Many Ukrainians have not yet received their salaries for the month of February, she noted, worsening the economic toll of the war. Analysts say the most important humanitarian assistance is cash, because trying to buy and ship food, for instance, incurs administrative costs and threatens already dysfunctional supply chains.

Meanwhile, thousands of families are facing the difficult decision of whether to separate or try to stay together. Ukraine is not allowing men between the ages of 18 and 60 to leave, saying they must stay to defend their nation.

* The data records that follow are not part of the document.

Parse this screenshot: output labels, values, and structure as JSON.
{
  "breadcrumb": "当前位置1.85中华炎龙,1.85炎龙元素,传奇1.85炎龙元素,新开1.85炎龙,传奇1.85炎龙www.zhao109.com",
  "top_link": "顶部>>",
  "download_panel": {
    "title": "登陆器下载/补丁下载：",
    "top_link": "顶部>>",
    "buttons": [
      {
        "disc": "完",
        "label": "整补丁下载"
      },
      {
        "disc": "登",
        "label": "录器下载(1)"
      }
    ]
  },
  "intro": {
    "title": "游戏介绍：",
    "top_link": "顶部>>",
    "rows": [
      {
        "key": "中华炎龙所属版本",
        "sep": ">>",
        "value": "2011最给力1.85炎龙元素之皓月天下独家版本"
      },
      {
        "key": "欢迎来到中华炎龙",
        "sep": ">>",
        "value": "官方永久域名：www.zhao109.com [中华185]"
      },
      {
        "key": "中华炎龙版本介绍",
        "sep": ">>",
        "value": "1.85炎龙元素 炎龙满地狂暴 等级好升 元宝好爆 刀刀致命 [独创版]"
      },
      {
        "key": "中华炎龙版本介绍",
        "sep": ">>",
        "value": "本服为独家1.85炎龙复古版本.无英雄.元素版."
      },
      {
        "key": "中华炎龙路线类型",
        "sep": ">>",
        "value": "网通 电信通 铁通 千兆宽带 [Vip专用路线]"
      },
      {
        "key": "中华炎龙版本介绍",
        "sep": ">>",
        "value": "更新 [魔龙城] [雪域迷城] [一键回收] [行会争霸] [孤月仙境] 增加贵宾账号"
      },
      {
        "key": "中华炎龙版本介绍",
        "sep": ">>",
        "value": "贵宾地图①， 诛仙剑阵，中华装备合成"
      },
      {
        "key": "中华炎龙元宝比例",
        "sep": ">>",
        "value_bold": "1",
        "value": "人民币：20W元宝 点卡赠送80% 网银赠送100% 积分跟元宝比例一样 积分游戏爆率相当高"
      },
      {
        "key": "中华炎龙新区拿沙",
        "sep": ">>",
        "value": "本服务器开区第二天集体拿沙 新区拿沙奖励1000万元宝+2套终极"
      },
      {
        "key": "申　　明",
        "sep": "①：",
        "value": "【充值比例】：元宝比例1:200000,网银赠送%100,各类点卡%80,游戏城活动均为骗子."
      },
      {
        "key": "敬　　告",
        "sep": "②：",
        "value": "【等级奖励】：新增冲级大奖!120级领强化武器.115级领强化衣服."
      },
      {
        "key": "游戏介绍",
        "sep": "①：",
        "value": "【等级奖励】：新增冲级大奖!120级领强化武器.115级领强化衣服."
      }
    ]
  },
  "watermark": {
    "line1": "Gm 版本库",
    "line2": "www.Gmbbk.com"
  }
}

It is widely expected that Russia’s assault will only become more brutal.

Despite Moscow’s claims that it is only attacking military targets, The New York Times verified an instance of a missile hitting a residential building in the Ukrainian capital of Kyiv, and on-the-ground reports say combat is taking place in civilian neighborhoods. Russian forces repeatedly hit civilians and facilities like hospitals in their recent offensive in Syria.

“I presume everyone understands we have not yet seen real war in Ukraine,” Artyom Lukin, an international relations scholar at the Far Eastern Federal University in Vladivostok, Russia, tweeted on Saturday. “It’s obvious the Russian military is under the order not to harm civilians and the infrastructure. Real war begins once this self-restraint is lifted. I fear to think what follows after this.”